James Watson has all the makings of a great biographical subject. He is notoriously volatile, splenetic, and aggressive. During his career he has not fought shy of public controversy. And of course he is globally famous for a single achievement: having been one of the two men who, in 1953, ‘discovered’ the double-helix structure of DNA. The discovery was, as one peer put it, ‘a scientist’s dream: simple, elegant, and universal for all organisms’. It brought the pathologically ambitious Watson a Nobel Prize at the age of 34, and ‘triggered and sustained a revolution in science that affects us all’.

The story of how that discovery occurred, like that of most scientific epiphanies, exists in several forms. It has, as a chemist might put it, multiple allotropes. There is the wipe-clean Eureka legend that has Watson and Crick swilling bitter in the Eagle pub in Cambridge, and scribbling the double helix on the back of a beer-mat during 30 minutes of visionary brilliance. Then there is the story told in Watson’s million-selling 1968 book, The Double Helix — which Victor McElheny calls ‘the most indiscreet memoir in the history of science’ – where Watson paints himself as a ‘brat-genius’, and Crick as his immodest mentor and partner-in-ego.

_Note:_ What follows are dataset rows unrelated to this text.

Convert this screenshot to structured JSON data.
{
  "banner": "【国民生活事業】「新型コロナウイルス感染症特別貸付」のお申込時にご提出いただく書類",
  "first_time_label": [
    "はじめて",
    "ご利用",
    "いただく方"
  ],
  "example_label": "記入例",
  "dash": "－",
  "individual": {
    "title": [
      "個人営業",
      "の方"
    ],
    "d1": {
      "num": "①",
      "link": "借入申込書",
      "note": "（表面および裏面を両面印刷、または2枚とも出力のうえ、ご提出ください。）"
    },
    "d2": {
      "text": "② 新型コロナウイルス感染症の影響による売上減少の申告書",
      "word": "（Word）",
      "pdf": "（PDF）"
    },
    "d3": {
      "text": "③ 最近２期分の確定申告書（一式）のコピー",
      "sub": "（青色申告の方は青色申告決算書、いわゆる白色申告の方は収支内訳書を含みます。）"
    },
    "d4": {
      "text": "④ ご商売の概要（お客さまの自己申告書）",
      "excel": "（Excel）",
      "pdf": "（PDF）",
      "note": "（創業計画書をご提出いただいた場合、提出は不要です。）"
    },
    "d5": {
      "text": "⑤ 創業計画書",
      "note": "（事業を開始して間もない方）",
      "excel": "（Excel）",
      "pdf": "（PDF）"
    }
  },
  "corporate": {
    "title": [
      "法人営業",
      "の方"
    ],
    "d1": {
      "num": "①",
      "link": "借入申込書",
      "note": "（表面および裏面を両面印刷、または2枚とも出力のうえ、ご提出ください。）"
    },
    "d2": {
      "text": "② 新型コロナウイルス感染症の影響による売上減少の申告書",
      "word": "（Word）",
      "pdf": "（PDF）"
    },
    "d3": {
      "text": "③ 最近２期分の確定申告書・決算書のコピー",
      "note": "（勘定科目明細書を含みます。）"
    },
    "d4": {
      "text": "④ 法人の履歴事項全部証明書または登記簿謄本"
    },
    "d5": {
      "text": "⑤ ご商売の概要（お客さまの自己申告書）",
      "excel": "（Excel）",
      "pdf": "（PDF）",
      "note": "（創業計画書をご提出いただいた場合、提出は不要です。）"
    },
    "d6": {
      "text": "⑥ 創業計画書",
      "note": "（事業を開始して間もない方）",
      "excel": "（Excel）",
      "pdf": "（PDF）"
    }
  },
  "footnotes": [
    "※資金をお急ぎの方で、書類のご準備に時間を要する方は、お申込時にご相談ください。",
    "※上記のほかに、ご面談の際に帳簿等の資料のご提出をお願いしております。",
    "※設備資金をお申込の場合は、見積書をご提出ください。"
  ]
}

Both of these accounts assign credit for the discovery almost exclusively to Crick and Watson. Other versions, however (most of them published since 1968), have sought to redistribute acclaim to the other scientists who were involved at the time. Among the best of these is Brenda Maddox’s recent biography of Rosalind Franklin, the London-based molecular biologist who ‘raced’ Watson and Crick to the double-helix discovery, and whose research contributed so vitally to their breakthrough. Franklin was among the many casualties of Watson’s The Double Helix.